Writing about keeping wine cool during a summer heatwave may well be tempting fate. Still, come rain or shine, it's worth knowing how to bring on a chill, even if you only need to put these plans into action in more reliable climates.

I like to come prepared. Since marrying an Australian, methods of keeping wines and beers cool have become a way of life. Once I was a slave to the ice bucket or tub. Now when I'm in Australia I go native and never venture to the beach without the ubiquitous eskie, aka cool box.

For me, the eskie, suitably cooled by freezer pack, is indispensable for keeping your cool. As are the rapid wine and champagne sleeves which stay "squidgy" when you take them from the freezer and wrap them round your bottle, ready-chilled or not. Likewise Vacuvin's Rapid Ice and champagne coolers, which are widely distributed (for stockists, call 01299 250480) or Waiter's Friend's twin pack, with adjustable Velcro fastener (£14.50 including p&p, www.winegiftcentre.com). And keep an eye out this month for California wine producer Fetzer's offer in Sainsbury's of a Cool-Air tube, free with every bottle of the thirstquenchingly raspberryish 2004 Fetzer Valley Oaks Syrah Rosé (£5.99, currently £1.50 off at Tesco, Morrison and 3 for 2 at Thresher).

As long as you've already chilled your wine in the fridge, the double-walled acrylic coolers are also practical and look more stylish on the dinner table or picnic rug. For parties, cooling from scratch without enough rapid ice chillers means you'll need a traditional ice bucket or champagne tub with half ice, half water to achieve the desired chill in half the time it would take ice on its own. If you're desperate, you can put the bottle straight in the freezer, and I hold my hand up, but from experience I wouldn't recommend it to the absent-minded as a forgotten bottle can make a shocking mess.

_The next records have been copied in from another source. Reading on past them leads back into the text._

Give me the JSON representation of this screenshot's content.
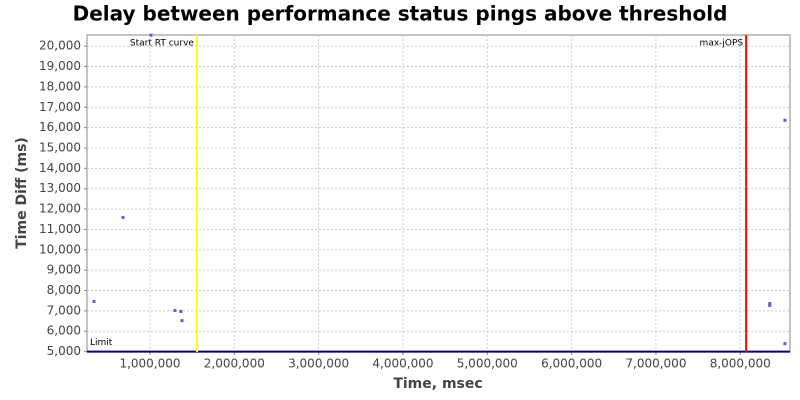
{
  "chart_data": {
    "type": "scatter",
    "title": "Delay between performance status pings above threshold",
    "x_label": "Time, msec",
    "y_label": "Time Diff (ms)",
    "x": [
      336000,
      680000,
      1012000,
      1296000,
      1367000,
      1380000,
      8350000,
      8350000,
      8530000,
      8530000
    ],
    "values": [
      7460,
      11590,
      20540,
      7020,
      6970,
      6520,
      7360,
      7260,
      16360,
      5390
    ],
    "color": "#6a5acd",
    "xlim": [
      253000,
      8590000
    ],
    "xticks": [
      {
        "value": 1000000,
        "label": "1,000,000"
      },
      {
        "value": 2000000,
        "label": "2,000,000"
      },
      {
        "value": 3000000,
        "label": "3,000,000"
      },
      {
        "value": 4000000,
        "label": "4,000,000"
      },
      {
        "value": 5000000,
        "label": "5,000,000"
      },
      {
        "value": 6000000,
        "label": "6,000,000"
      },
      {
        "value": 7000000,
        "label": "7,000,000"
      },
      {
        "value": 8000000,
        "label": "8,000,000"
      }
    ],
    "ylim": [
      4980,
      20550
    ],
    "yticks": [
      {
        "value": 5000,
        "label": "5,000"
      },
      {
        "value": 6000,
        "label": "6,000"
      },
      {
        "value": 7000,
        "label": "7,000"
      },
      {
        "value": 8000,
        "label": "8,000"
      },
      {
        "value": 9000,
        "label": "9,000"
      },
      {
        "value": 10000,
        "label": "10,000"
      },
      {
        "value": 11000,
        "label": "11,000"
      },
      {
        "value": 12000,
        "label": "12,000"
      },
      {
        "value": 13000,
        "label": "13,000"
      },
      {
        "value": 14000,
        "label": "14,000"
      },
      {
        "value": 15000,
        "label": "15,000"
      },
      {
        "value": 16000,
        "label": "16,000"
      },
      {
        "value": 17000,
        "label": "17,000"
      },
      {
        "value": 18000,
        "label": "18,000"
      },
      {
        "value": 19000,
        "label": "19,000"
      },
      {
        "value": 20000,
        "label": "20,000"
      }
    ],
    "grid": true,
    "x_markers": [
      {
        "label": "Start RT curve",
        "value": 1557000,
        "color": "#ffff00"
      },
      {
        "label": "max-jOPS",
        "value": 8070000,
        "color": "#ff0000"
      }
    ],
    "y_markers": [
      {
        "label": "Limit",
        "value": 5000,
        "color": "#000080"
      }
    ]
  }
}
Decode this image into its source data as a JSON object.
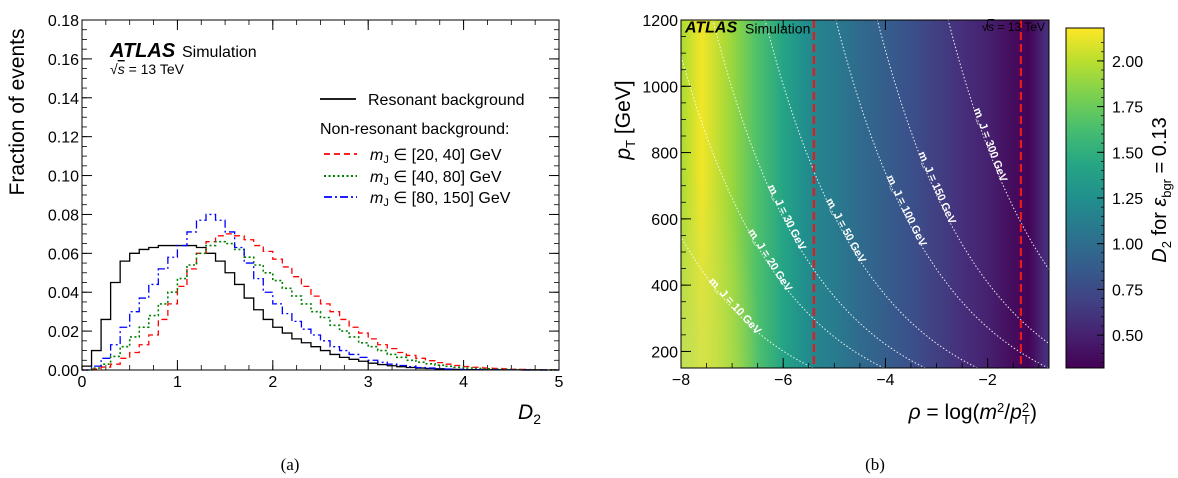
{
  "panels": {
    "a": {
      "caption": "(a)",
      "experiment": "ATLAS",
      "simulation_label": "Simulation",
      "energy_label_prefix": "√s",
      "energy_label_suffix": "= 13 TeV",
      "xlabel": "D₂",
      "ylabel": "Fraction of events",
      "legend": {
        "resonant": "Resonant background",
        "nonresonant_header": "Non-resonant background:",
        "entries": [
          "m_J ∈ [20, 40] GeV",
          "m_J ∈ [40, 80] GeV",
          "m_J ∈ [80, 150] GeV"
        ]
      }
    },
    "b": {
      "caption": "(b)",
      "experiment": "ATLAS",
      "simulation_label": "Simulation",
      "energy_label": "√s = 13 TeV",
      "xlabel": "ρ = log(m²/p_T²)",
      "ylabel": "p_T [GeV]",
      "colorbar_label": "D₂ for ε_bgr = 0.13"
    }
  },
  "chart_data": [
    {
      "type": "line",
      "step": true,
      "xlim": [
        0,
        5
      ],
      "ylim": [
        0,
        0.18
      ],
      "xticks": [
        0,
        1,
        2,
        3,
        4,
        5
      ],
      "yticks": [
        0.0,
        0.02,
        0.04,
        0.06,
        0.08,
        0.1,
        0.12,
        0.14,
        0.16,
        0.18
      ],
      "bin_width": 0.1,
      "x_bin_edges_start": 0,
      "series": [
        {
          "name": "Resonant background",
          "color": "#000000",
          "dash": "solid",
          "values": [
            0.002,
            0.01,
            0.026,
            0.045,
            0.056,
            0.06,
            0.062,
            0.063,
            0.064,
            0.064,
            0.064,
            0.064,
            0.063,
            0.06,
            0.056,
            0.05,
            0.044,
            0.037,
            0.031,
            0.026,
            0.022,
            0.019,
            0.016,
            0.014,
            0.012,
            0.01,
            0.008,
            0.0065,
            0.0055,
            0.0045,
            0.0035,
            0.0028,
            0.0022,
            0.0017,
            0.0013,
            0.001,
            0.0008,
            0.0006,
            0.0004,
            0.0003,
            0.0002,
            0.00015,
            0.0001,
            0.0001,
            5e-05,
            5e-05,
            3e-05,
            2e-05,
            1e-05,
            1e-05
          ]
        },
        {
          "name": "m_J ∈ [20, 40] GeV",
          "color": "#ff0000",
          "dash": "dashed",
          "values": [
            0.0,
            0.0005,
            0.0015,
            0.003,
            0.006,
            0.009,
            0.013,
            0.018,
            0.026,
            0.034,
            0.043,
            0.052,
            0.06,
            0.066,
            0.069,
            0.07,
            0.069,
            0.067,
            0.064,
            0.061,
            0.057,
            0.053,
            0.048,
            0.043,
            0.038,
            0.034,
            0.03,
            0.026,
            0.022,
            0.019,
            0.016,
            0.013,
            0.011,
            0.009,
            0.0075,
            0.006,
            0.0048,
            0.0038,
            0.003,
            0.0023,
            0.0018,
            0.0014,
            0.001,
            0.0008,
            0.0006,
            0.0004,
            0.0003,
            0.0002,
            0.0001,
            0.0001
          ]
        },
        {
          "name": "m_J ∈ [40, 80] GeV",
          "color": "#008000",
          "dash": "dotted",
          "values": [
            0.0,
            0.001,
            0.003,
            0.007,
            0.012,
            0.017,
            0.022,
            0.028,
            0.034,
            0.04,
            0.047,
            0.054,
            0.06,
            0.064,
            0.066,
            0.065,
            0.062,
            0.058,
            0.054,
            0.05,
            0.046,
            0.042,
            0.038,
            0.034,
            0.03,
            0.027,
            0.023,
            0.02,
            0.017,
            0.014,
            0.012,
            0.01,
            0.008,
            0.0065,
            0.005,
            0.004,
            0.0032,
            0.0025,
            0.0019,
            0.0014,
            0.001,
            0.0008,
            0.0006,
            0.0004,
            0.0003,
            0.0002,
            0.0001,
            0.0001,
            5e-05,
            5e-05
          ]
        },
        {
          "name": "m_J ∈ [80, 150] GeV",
          "color": "#0000ff",
          "dash": "dashdot",
          "values": [
            0.0,
            0.002,
            0.006,
            0.013,
            0.022,
            0.03,
            0.037,
            0.044,
            0.052,
            0.058,
            0.064,
            0.071,
            0.077,
            0.08,
            0.077,
            0.071,
            0.063,
            0.055,
            0.047,
            0.04,
            0.034,
            0.029,
            0.025,
            0.021,
            0.018,
            0.015,
            0.012,
            0.01,
            0.008,
            0.0065,
            0.005,
            0.004,
            0.003,
            0.0023,
            0.0017,
            0.0013,
            0.001,
            0.0007,
            0.0005,
            0.0003,
            0.0002,
            0.00015,
            0.0001,
            0.0001,
            5e-05,
            5e-05,
            3e-05,
            2e-05,
            1e-05,
            1e-05
          ]
        }
      ]
    },
    {
      "type": "heatmap",
      "xlim": [
        -8,
        -0.8
      ],
      "ylim": [
        150,
        1200
      ],
      "xticks": [
        -8,
        -6,
        -4,
        -2
      ],
      "yticks": [
        200,
        400,
        600,
        800,
        1000,
        1200
      ],
      "colorbar": {
        "range": [
          0.32,
          2.18
        ],
        "ticks": [
          0.5,
          0.75,
          1.0,
          1.25,
          1.5,
          1.75,
          2.0
        ],
        "colormap": "viridis"
      },
      "x_profile": [
        [
          -8.0,
          1.95
        ],
        [
          -7.6,
          2.15
        ],
        [
          -7.0,
          1.9
        ],
        [
          -6.5,
          1.65
        ],
        [
          -6.0,
          1.42
        ],
        [
          -5.6,
          1.25
        ],
        [
          -5.4,
          1.18
        ],
        [
          -5.0,
          1.1
        ],
        [
          -4.5,
          0.98
        ],
        [
          -4.0,
          0.88
        ],
        [
          -3.5,
          0.78
        ],
        [
          -3.0,
          0.68
        ],
        [
          -2.5,
          0.58
        ],
        [
          -2.0,
          0.5
        ],
        [
          -1.5,
          0.38
        ],
        [
          -1.2,
          0.33
        ],
        [
          -0.9,
          0.55
        ],
        [
          -0.8,
          0.6
        ]
      ],
      "vertical_lines": [
        {
          "x": -5.4,
          "color": "#e8181e",
          "style": "dashed"
        },
        {
          "x": -1.35,
          "color": "#e8181e",
          "style": "dashed"
        }
      ],
      "mass_contours": [
        {
          "mJ": 10,
          "label": "m_J = 10 GeV"
        },
        {
          "mJ": 20,
          "label": "m_J = 20 GeV"
        },
        {
          "mJ": 30,
          "label": "m_J = 30 GeV"
        },
        {
          "mJ": 50,
          "label": "m_J = 50 GeV"
        },
        {
          "mJ": 100,
          "label": "m_J = 100 GeV"
        },
        {
          "mJ": 150,
          "label": "m_J = 150 GeV"
        },
        {
          "mJ": 300,
          "label": "m_J = 300 GeV"
        }
      ]
    }
  ]
}
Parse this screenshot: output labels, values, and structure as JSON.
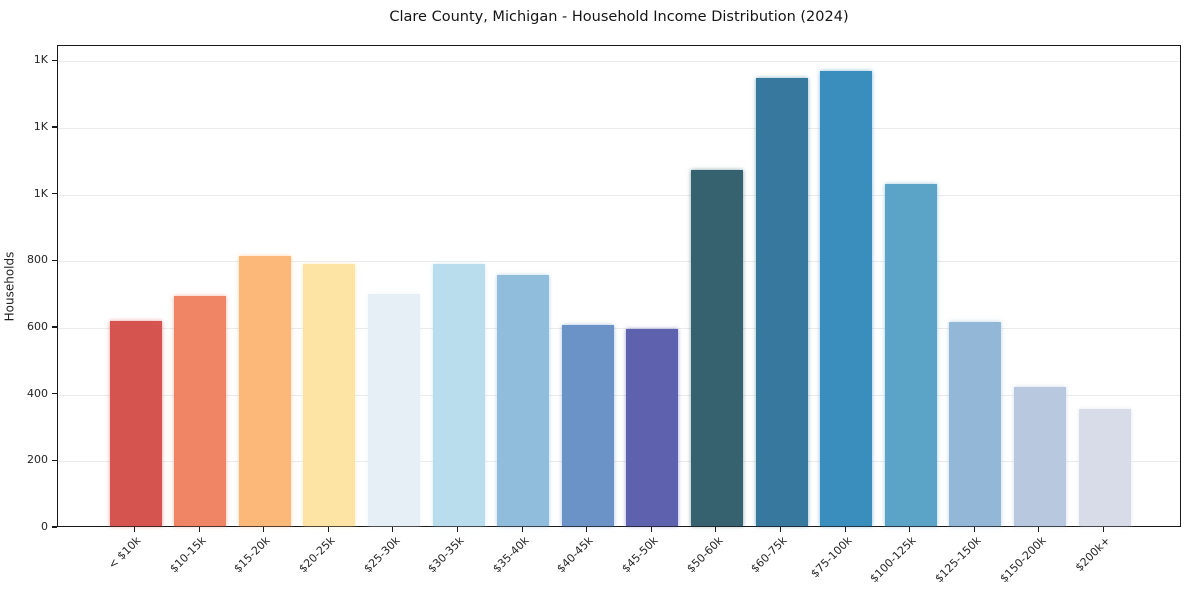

Bearing in mind that while whites are often served too cold, reds are just as often served too warm in the mistaken belief that chambré, or room temperature, is the temperature of a modern, centrally heated flat rather than a shivery 17th-century English country house. I wouldn't want to lay down the law here since perceptions of temperature are subjective, but in general cooling a wine down takes the edge off its sweetness, and vice versa.

As a rule, a good temperature to serve a standard red such as cabernet or shiraz is 15-18C, while lighter-bodied reds such as beaujolais, Loire, valpolicella and New World pinot noir show their fruit qualities better served at around 10-12C. A typical Loire red, such as the 2003 Anjou-Villages Brissac Château La Varière Cabernet Franc (down £1 to £6.99, until 31 July, Waitrose), shows the cabernet franc's summery charms if cooled.

Dry white wines are normally served at 8-14C. The cheaper and sweeter the white, the cooler the better. Wines with a touch of sweetness are best served on the cool side and the sweeter the white, the cooler it should be. Paradoxically a fine sweet wine, such as sauternes or New World botrytis riesling, shouldn't be too cold if you want to avoid knocking all the fruit out of it. Champagne and sparkling wines, rosés and sweet wines can be served as low as 6C and not generally rise beyond 10C. To be absolutely accurate, you can always take the temperature with the Bottle Bracelet (£6.49 including p&p, www.winegiftcentre.com).